Symbolic Calculation for the Parametric Dynamics

Project description

SymPKF: a symbolic and computational toolbox for the design of parametric Kalman filter dynamics

Introduction

Recent researches in data assimilation lead to the introduction of the parametric Kalman filter (PKF): an implementation of the Kalman filter, where the covariance matrices are approximated by a parameterized covariance model. In the PKF, the dynamics of the covariance during the forecast step relies on the prediction of the covariance parameters. Hence, the design of the parameter dynamics is crucial while it can be tedious to do this by hand. This contribution introduces a python package, SymPKF, able to compute PKF dynamics for univariate statistics and when the covariance model is parameterized from the variance and the local anisotropy of the correlations. The ability of SymPKF to produce the PKF dynamics is shown on a non-linear diffusive advection (Burgers equation) over a 1D domain and the linear advection over a 2D domain. The computation of the PKF dynamics is performed at a symbolic level using sympy (Meurer2017), but an automatic code generator is also introduced to perform numerical simulations. A final multivariate example illustrates the potential of SymPKF to go beyond the univariate case.

This work has been supported by the French INSU-LEFE, grant KAPA
logo lefe

Examples

PKF for the Burgers equation

To illustrate SymPKF, we first consider the Burgers' equation. The dynamics is defined thanks to sympy Meurer2017

Definition of the dynamics by using sympy

The definition of the Burgers dynamics relies on the definition of a coordinate system $(t,x)$ and the function $u(t,x)$. A pre-processing of the dynamics is performed by the class PDESystem of SymPKF, as shown in the following illustration.

Computation of the PKF dynamics using SymPKF Then, the computation of the PKF dynamics is performed in SymPKF by using the class SymPKF as follows

It appears that the dynamics is not closed since the expression can not be computed from the known quantities $u$, $V_u$ and $s_u$.

This shows that, in general, the PKF dynamics is not closed. To go further, a closure is needed, either from an analytical expression or from a data-driven strategy as proposed in PDE-NetGen

Automatic code generation for numerical simulations

To illustrate the potential of using SymPKF, we introduce the closure proposed by Pannekoucke2018, and from which a numerical code can be rendered as follows

Here, closed_kf_burgers is an instance of the class ClosedPKFBurgers which has been generated at runtime. This class inherit from an abstract class Model useful methods. It can perform a forecast as well as an ensemble_forecast as shown in the following UML diagram

An example of numerical simulation performed from the runtime code is given here:

The notebook corresponding to the Burgers' dynamics can be found in the ./example/ directory PKF on Burgers (see pdf file ).

PKF for the 2D advection

While SymPKF applies in 1D, it also applies in 2D and 3D domains. As shown in the following two pictures which detail the case of the advection equation.
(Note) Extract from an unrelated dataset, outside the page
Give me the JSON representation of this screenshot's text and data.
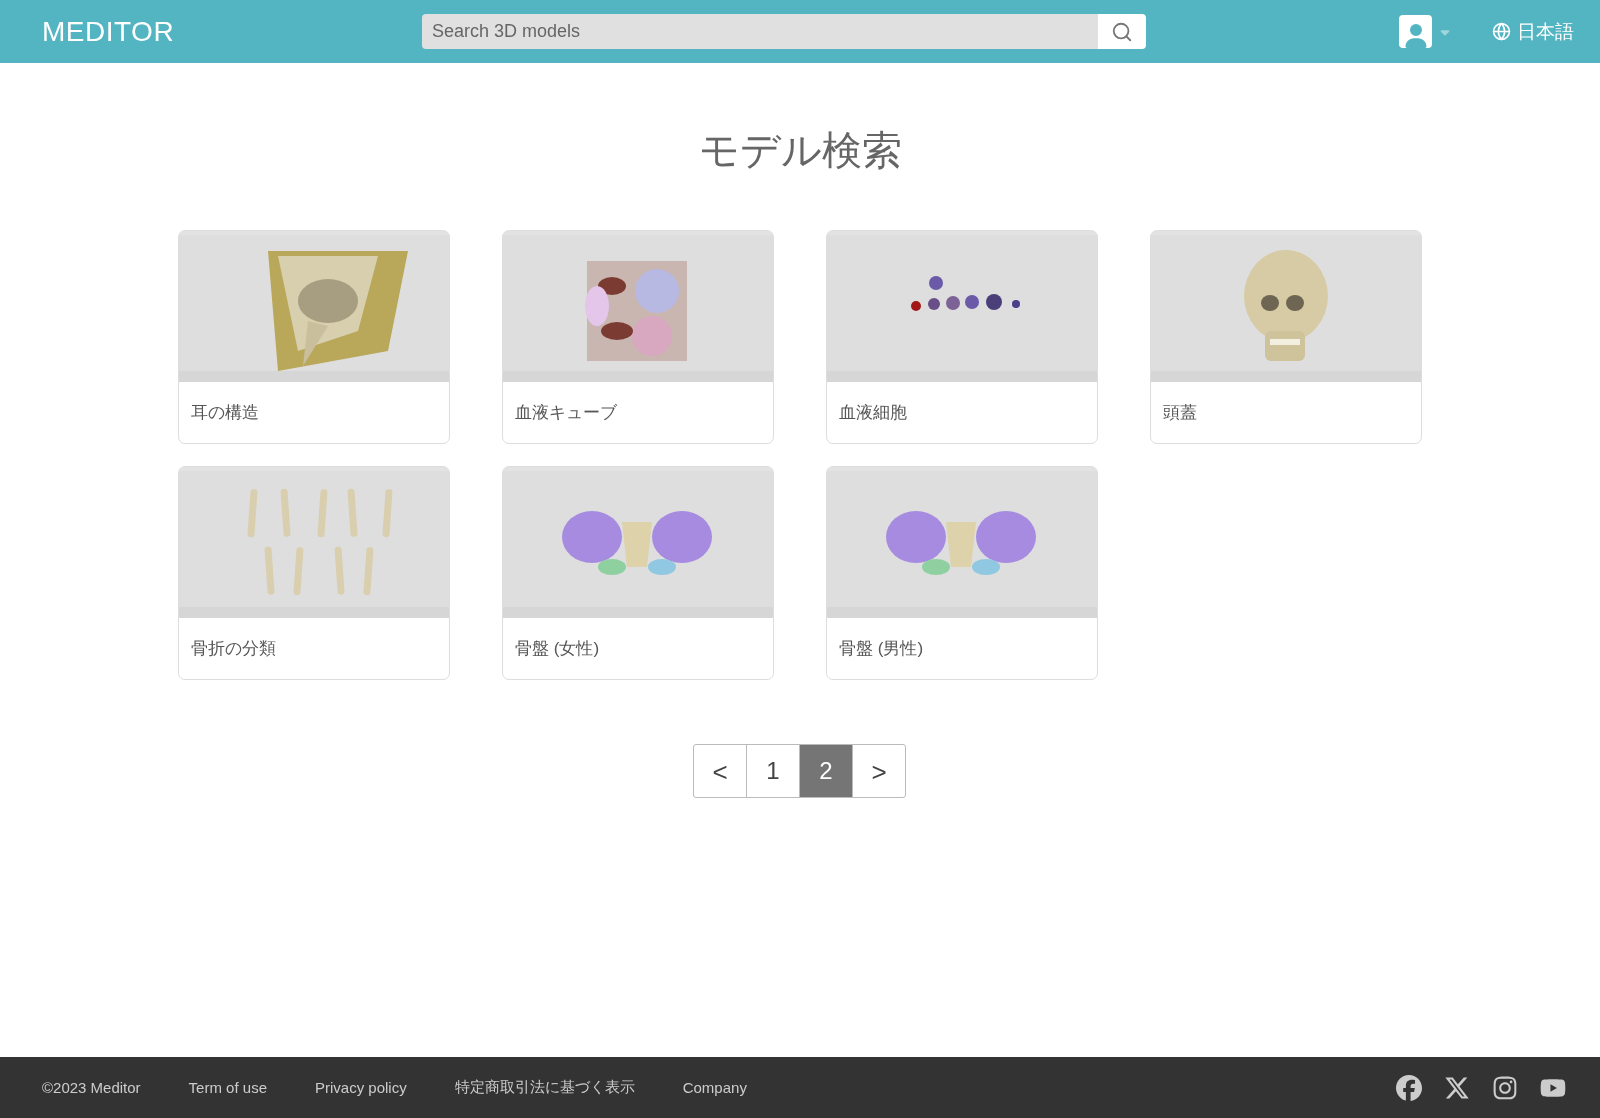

see the corresponding notebooks PKF for 2D advection (pdf output. An ensemble validation is also provided as an example, but it relies on a side package pydap not published PKF 2D with ensemble validation (see pdf output )

Illustration of the PKF applied on a system of evolution equation

The present implementation of SymPKF can also be used to study the dynamic of multivariate situation as shown below.

See the corresponding notebooks PKF for 1D harmonic oscillator ( see pdf output ) and PKF for 2D harmonic oscillator (see pdf output)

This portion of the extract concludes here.